Efficient Intelligent Lighting:

This project utilizes energy-efficient LED lights combined with an intelligent lighting control system. The lighting area is divided into several zones, allowing for automatic control of lighting devices based on each zone’s functional purpose, usage habits, different time periods, and indoor/outdoor illumination levels. This enables centralized management and integrated control of natural daylighting and artificial lighting.

Additionally, the system can preset various lighting scenes, automatically adjusting according to time, the function of the space, and indoor/outdoor brightness levels.

Smart Building Operation and Maintenance System:

The Jinxingyu Ultra-Low Energy Consumption Demonstration Office Building features a fully self-developed smart building operation and maintenance system. The smart building platform integrates various components, including shading, cooling, heating, fresh air supply, energy management, environmental monitoring, lighting, background music, and local control panels. It serves as a controllable, monitorable, and visual operation platform that combines intelligent scenarios.

The smart functionalities primarily focus on:

Intelligent Shading
Intelligent Environmental Control
Intelligent Lighting
Environmental Monitoring
Energy Consumption Management
Smart Scenario Dimensions

This project has installed environmental sensors in various areas of the building. The data collected by these sensors is fed back to the system, which analyzes the information and makes corresponding adjustments to the environmental equipment.

How can energy consumption data be viewed in real time? The project collects sub-item energy consumption data for air-source heat pumps, environmental control units, shading systems, lighting, outlets, elevators, and photovoltaics. This data is then compiled and presented in the form of energy flow statistics for easy viewing and analysis.
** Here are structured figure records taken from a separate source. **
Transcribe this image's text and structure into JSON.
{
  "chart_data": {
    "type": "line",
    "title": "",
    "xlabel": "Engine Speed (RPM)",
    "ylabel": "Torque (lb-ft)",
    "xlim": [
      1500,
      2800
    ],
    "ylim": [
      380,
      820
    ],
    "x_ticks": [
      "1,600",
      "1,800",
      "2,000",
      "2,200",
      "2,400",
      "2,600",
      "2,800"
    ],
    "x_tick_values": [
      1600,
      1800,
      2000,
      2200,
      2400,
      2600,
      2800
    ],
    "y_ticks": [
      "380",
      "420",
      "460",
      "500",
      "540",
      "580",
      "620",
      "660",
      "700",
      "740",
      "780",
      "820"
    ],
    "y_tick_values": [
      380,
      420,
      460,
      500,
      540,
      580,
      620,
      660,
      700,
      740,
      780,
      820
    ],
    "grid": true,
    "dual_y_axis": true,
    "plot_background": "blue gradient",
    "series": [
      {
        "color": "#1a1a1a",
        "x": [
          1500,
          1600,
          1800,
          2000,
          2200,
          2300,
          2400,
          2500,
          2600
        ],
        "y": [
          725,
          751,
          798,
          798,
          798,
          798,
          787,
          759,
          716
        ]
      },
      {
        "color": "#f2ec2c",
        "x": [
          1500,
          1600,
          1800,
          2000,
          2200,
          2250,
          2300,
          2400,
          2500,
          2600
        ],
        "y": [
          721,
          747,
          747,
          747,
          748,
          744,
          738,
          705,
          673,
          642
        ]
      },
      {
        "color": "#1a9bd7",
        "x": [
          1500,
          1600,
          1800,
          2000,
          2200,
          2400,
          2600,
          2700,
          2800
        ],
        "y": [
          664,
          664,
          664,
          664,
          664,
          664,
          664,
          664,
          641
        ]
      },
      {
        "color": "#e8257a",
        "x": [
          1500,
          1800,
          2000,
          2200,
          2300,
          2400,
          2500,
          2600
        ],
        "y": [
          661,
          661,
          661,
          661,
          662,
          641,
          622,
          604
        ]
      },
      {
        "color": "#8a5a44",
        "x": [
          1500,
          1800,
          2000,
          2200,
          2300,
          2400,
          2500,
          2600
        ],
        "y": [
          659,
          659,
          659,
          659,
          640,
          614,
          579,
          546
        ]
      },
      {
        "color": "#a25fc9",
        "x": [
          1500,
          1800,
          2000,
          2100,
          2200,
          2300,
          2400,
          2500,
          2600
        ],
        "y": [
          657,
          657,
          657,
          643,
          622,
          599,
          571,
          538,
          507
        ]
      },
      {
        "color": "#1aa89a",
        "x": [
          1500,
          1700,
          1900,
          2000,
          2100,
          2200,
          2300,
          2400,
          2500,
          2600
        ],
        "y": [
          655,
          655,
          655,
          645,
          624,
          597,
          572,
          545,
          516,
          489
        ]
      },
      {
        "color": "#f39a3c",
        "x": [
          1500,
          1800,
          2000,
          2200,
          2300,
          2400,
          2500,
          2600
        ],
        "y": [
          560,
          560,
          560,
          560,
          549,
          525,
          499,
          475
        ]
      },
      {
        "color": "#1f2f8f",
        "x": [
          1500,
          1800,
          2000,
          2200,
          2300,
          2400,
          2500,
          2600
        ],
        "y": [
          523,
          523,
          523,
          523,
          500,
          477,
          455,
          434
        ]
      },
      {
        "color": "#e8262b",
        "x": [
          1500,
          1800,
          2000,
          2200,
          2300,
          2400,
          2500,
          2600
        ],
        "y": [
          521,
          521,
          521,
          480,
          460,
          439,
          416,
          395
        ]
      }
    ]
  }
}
Additionally, this project has established various adjustable and flexible scenario modes within each functional area. These scenario modes combine the functions of a series of connected devices and automatically execute based on users’ specific scene requirements. This significantly reduces the hassles associated with traditional single-device operations, allowing users to enjoy the convenience of one-click operations through the smart system and eliminating unnecessary labor costs.